As we scan the place for a table I see him, The Drunk Guy.  Every bar has at least one and most regulars think management is renting a room to him in the basement. As my first-sober-date-luck has it, he is by my side for the rest of the evening, swaying and slurring.  Stuck in a corner booth, across from the DJ, on the edge of the dance floor I am having dinner with The Drunk Guy and my actual date.  To make recovering alcoholic matters worse, the waitress who is so easy to identify with the glitter lettering across her mutually funded double D’s, follows us to our table with two cold bottles of beer.  She pops them open, my eyes as big as her areolas and declares, “They’re free!” 

There I am standing at the edge of the swimming pool.  I have my suit on, my towel over my shoulder and I am wearing flip-flops.  I look like I am ready to go swimming.  I have to back away from the pool.  I push the beer farther out of my reach and start reading my menu.  I hear the clock start to tick, and I ask myself, “What am I doing here?”  Then, very unexpectedly, the vacuum closes.  I shut my menu, look at my date and I start asking him questions, “Where did you grow up?  Do you have any brothers or sisters?” Before I know it, my soda water has arrived, he is drinking the other beer that was intended for me, our hamburgers are almost finished and the crisis is averted.
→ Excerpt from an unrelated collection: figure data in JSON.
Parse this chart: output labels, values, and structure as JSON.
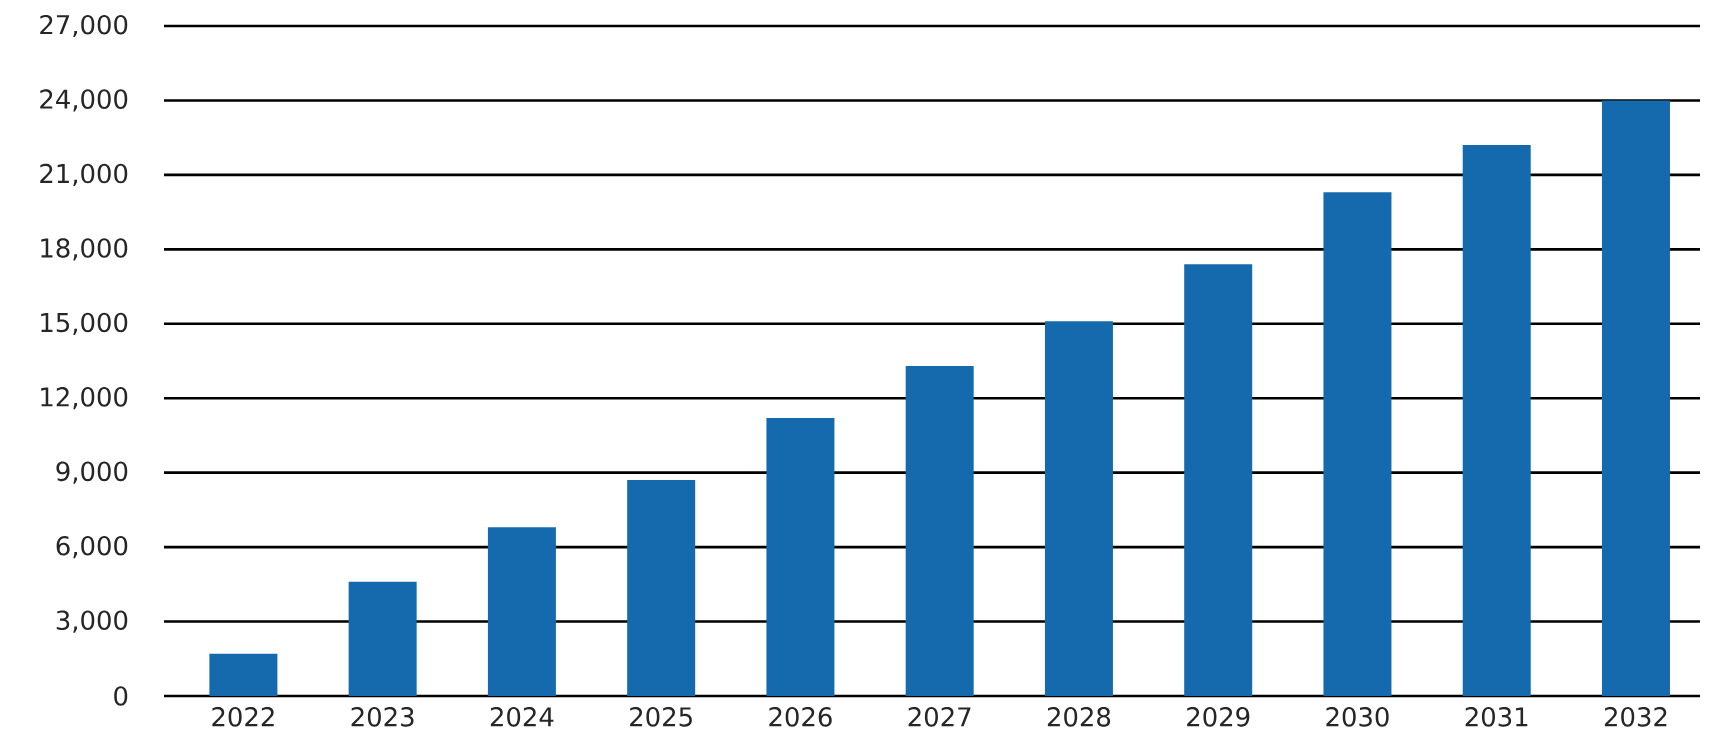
{
  "chart_data": {
    "type": "bar",
    "categories": [
      "2022",
      "2023",
      "2024",
      "2025",
      "2026",
      "2027",
      "2028",
      "2029",
      "2030",
      "2031",
      "2032"
    ],
    "values": [
      1700,
      4600,
      6800,
      8700,
      11200,
      13300,
      15100,
      17400,
      20300,
      22200,
      24000
    ],
    "color": "#156aad",
    "ylim": [
      0,
      27000
    ],
    "yticks": [
      0,
      {
        "value": 3000,
        "label": "3,000"
      },
      {
        "value": 6000,
        "label": "6,000"
      },
      {
        "value": 9000,
        "label": "9,000"
      },
      {
        "value": 12000,
        "label": "12,000"
      },
      {
        "value": 15000,
        "label": "15,000"
      },
      {
        "value": 18000,
        "label": "18,000"
      },
      {
        "value": 21000,
        "label": "21,000"
      },
      {
        "value": 24000,
        "label": "24,000"
      },
      {
        "value": 27000,
        "label": "27,000"
      }
    ],
    "grid": "y"
  }
}
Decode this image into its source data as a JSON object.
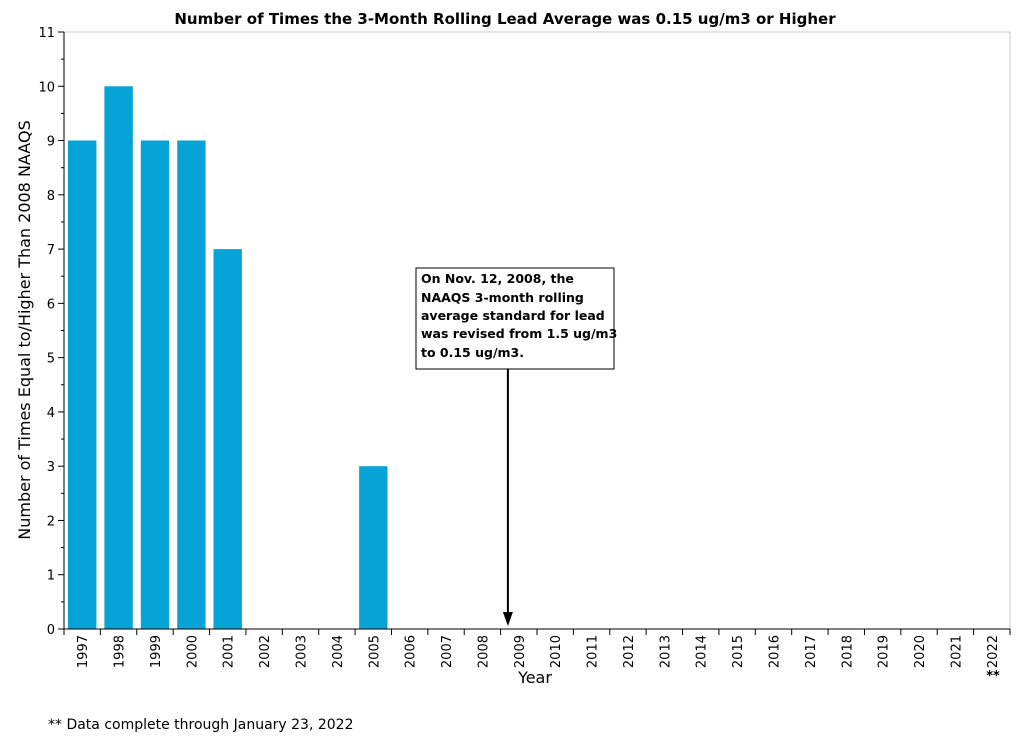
{
  "chart_data": {
    "type": "bar",
    "title": "Number of Times the 3-Month Rolling Lead Average was 0.15 ug/m3 or Higher",
    "xlabel": "Year",
    "ylabel": "Number of Times Equal to/Higher Than 2008 NAAQS",
    "categories": [
      "1997",
      "1998",
      "1999",
      "2000",
      "2001",
      "2002",
      "2003",
      "2004",
      "2005",
      "2006",
      "2007",
      "2008",
      "2009",
      "2010",
      "2011",
      "2012",
      "2013",
      "2014",
      "2015",
      "2016",
      "2017",
      "2018",
      "2019",
      "2020",
      "2021",
      "2022"
    ],
    "values": [
      9,
      10,
      9,
      9,
      7,
      0,
      0,
      0,
      3,
      0,
      0,
      0,
      0,
      0,
      0,
      0,
      0,
      0,
      0,
      0,
      0,
      0,
      0,
      0,
      0,
      0
    ],
    "ylim": [
      0,
      11
    ],
    "yticks": [
      0,
      1,
      2,
      3,
      4,
      5,
      6,
      7,
      8,
      9,
      10,
      11
    ],
    "bar_color": "#06A3D6",
    "grid": false,
    "annotation": {
      "lines": [
        "On Nov. 12, 2008, the",
        "NAAQS 3-month rolling",
        "average standard for lead",
        "was revised from 1.5 ug/m3",
        "to 0.15 ug/m3."
      ],
      "arrow_x_year": 2008.7
    },
    "marker_2022": "**"
  },
  "footnote": "** Data complete through January 23, 2022"
}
Now, it has been almost two hours since the bell has rung, releasing these financial mongers from their work cages and they are acting more like zoo animals then when we’d first arrived.  All evening I expected The Drunk Guy to spill or swear but instead he casually places both of his beers and plate on our table intermittently throughout dinner while my date assures him,  “It’s okay”.  Even more memorable was when a woman in the crowd suddenly stops dancing (if you can call it that,) looks at me and asks, “Are you using that napkin?”  I look down at the cloth napkin on my lap and clearly annunciate the words, “You want my napkin?”  This must have come as shock to her because when my date reaches out with his napkin (clearly my delivery carried undertones of rejection,) she looks back at me and says, “Oh, I’m just kidding.”  I look at my date with as much sarcasm as I can manage over the deafeningly loud music and remark, “She wasn’t kidding.” 

To cap off the evening, my date tells me about his most recent keg party where he pored vodka down his roommate’s throat and the guy was blacked-out throwing up until four o’clock in the morning.  Fortunately, the end of this date is on public transportation and the chance of him going in for a goodnight kiss seems small. As the subway doors close behind me and I find myself alone on the platform, I exhale for the first time since the evening began.  I survived my first sober date and I can’t wait to call and tell someone about it, “She asked for the napkin that was on my lap!  Can you believe it?”